Despite this, a very modernist plot emerged, with Bond investigating Media Baron, Elliot Carver's (Jonathan Pryce), plans to start a war between China and the UK—over broadcast rights disputes—using a GPS encoder acquired by American techno-terrorist, Henry Gupta (Ricky Jay). As is the standard for the Bond franchise, every mission has double-motivations, or compounding events, which is where Chinese spy Wai Lin (Michelle Yeoh) steps in, collaborating with Bond to find a missing missile, taken from a sunken frigate in the South China Sea.

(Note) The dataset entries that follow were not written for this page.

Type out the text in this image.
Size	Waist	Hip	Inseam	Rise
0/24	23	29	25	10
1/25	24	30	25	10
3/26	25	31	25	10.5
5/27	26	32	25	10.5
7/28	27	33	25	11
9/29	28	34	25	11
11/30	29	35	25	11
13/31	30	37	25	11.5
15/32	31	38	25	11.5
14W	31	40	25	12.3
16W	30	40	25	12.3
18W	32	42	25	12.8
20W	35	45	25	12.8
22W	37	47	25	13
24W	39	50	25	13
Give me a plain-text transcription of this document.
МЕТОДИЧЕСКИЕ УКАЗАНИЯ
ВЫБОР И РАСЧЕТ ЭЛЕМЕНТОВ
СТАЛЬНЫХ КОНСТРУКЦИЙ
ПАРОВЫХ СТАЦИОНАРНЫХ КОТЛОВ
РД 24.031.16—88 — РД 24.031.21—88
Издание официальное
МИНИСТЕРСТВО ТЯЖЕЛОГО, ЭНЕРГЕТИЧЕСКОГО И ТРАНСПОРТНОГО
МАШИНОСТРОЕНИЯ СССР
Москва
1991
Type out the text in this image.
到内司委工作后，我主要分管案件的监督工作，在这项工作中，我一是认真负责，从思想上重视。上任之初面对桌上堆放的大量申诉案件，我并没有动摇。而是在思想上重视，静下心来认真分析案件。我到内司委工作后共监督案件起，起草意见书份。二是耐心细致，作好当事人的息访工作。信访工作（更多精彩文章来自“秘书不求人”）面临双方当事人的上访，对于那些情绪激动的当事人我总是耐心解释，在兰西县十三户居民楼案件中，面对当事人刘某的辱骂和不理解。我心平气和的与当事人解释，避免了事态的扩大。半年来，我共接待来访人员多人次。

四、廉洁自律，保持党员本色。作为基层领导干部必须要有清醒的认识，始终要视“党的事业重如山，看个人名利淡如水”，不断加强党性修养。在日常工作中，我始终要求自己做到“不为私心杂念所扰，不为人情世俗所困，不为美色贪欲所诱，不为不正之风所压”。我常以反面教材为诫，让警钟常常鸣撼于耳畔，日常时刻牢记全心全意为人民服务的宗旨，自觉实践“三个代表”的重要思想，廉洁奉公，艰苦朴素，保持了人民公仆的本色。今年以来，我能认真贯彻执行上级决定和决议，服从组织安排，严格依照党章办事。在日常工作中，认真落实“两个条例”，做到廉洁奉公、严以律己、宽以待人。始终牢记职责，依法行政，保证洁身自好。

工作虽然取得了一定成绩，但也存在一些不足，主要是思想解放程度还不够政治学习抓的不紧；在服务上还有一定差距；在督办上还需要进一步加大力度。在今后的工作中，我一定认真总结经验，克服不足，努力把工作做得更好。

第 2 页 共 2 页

Though the initially titillating material—war stemming from digital media and control over world broadcasting and viewership—is eschewed for more of a standard Bond narrative, complete with visceral motorcycle chase and a murdered Bond girl ally (Teri Hatcher), it still played more plausibly than the majority of Bond outings. But regardless of modernity and practical logic, this eighteenth installment of the 007 legacy played out as fairly routine and safe, which makes sense considering the amount of input and revision put into the material.

Within this serviceable and formulaic material were a handful of impressively stylized action sequences and the inclusion of Michelle Yeoh as a far more independent and grounded, ass kicking, Bond girl, which showed some progress in technology and gender presentation. Of course, with The World is not Enough, the nineteenth Bond film, any progress in the representation of women was thrown out the window in favour of a half-naked Denise Richards trotting around pretending to be a nuclear physicist.

Tomorrow Never Dies screens at the TIFF Bell Lightbox as part of the Shaken, Not Stirred: Bond on Film retrospective at 9:15pm on Thursday, November 29th.